Through four games, the Raptors have shown remarkable resilience. And so this never felt like a typical Warrior dominance — even when Golden State built an 11-point first quarter lead, even with every Raptor but Kawhi Leonard missing shots. During a particularly heinous stretch late in the first quarter, Nick Nurse called a timeout, surging from the bench like he just might leave the building. Nurse — the master of angst, the maestro of the dropped head and the slumped shoulders — got about eight steps toward the tunnel before reconsidering. He turned as if heeding the call of a drill sergeant and began clapping his hands like he’d come to the sudden realization that everything was going to be alright. Leonard, probably the least loquacious man in the building, put it this way: “Have faith, and not put our head down.”

The tightened focus of the Finals creates a constant gush of speculation: who’s up and who’s down, the indispensable and the disposable.

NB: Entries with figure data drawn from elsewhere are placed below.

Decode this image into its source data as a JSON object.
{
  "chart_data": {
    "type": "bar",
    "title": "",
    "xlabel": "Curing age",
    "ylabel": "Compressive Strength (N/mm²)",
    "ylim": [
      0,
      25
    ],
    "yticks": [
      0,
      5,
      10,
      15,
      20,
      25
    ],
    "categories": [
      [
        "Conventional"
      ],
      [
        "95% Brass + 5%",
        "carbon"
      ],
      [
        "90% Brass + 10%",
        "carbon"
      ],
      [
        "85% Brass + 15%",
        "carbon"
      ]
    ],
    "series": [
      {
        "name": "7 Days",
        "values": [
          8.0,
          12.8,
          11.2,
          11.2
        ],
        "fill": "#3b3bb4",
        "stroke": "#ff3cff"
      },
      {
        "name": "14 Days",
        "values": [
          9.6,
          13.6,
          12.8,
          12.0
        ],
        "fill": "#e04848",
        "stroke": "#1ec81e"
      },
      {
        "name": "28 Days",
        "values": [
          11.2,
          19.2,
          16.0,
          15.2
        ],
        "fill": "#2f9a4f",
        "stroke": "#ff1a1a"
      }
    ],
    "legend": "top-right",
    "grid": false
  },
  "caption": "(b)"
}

It’s been an uneven series, but there are so many fascinating figures:

  • DeMarcus Cousins, eager but diminished, constantly a step behind the action;

  • Iguodala, the statesman, playing 38 minutes;

  • Leonard, the man who manages to go beyond Stoicism to some unexplored realm of engaged indifference;

  • Kyle Lowry and Fred VanVleet, linebackers in constant pursuit of Curry.

Kerr was asked where the Warriors go from here, and he gave the only appropriate answer: “We go to Toronto, and we try to win a game.”

This building might be finished, and the Golden State dynasty along with it. The teams’ identities have been switched like a clumsy plot twist. The Warriors are the team playing to keep the Raptors from running away and hiding. The Raptors are winning games with massive third-quarter runs and walking off the court like resolute pioneers determined to find the first title for franchise and country.

And somewhere, amid the maze of the arena’s underbelly, Durant watches, his absence every bit as powerful as his presence. We’re always eager to let what happens next determine the meaning of what happened before, but it took four games for this series to develop a theme: nobody really knows anything.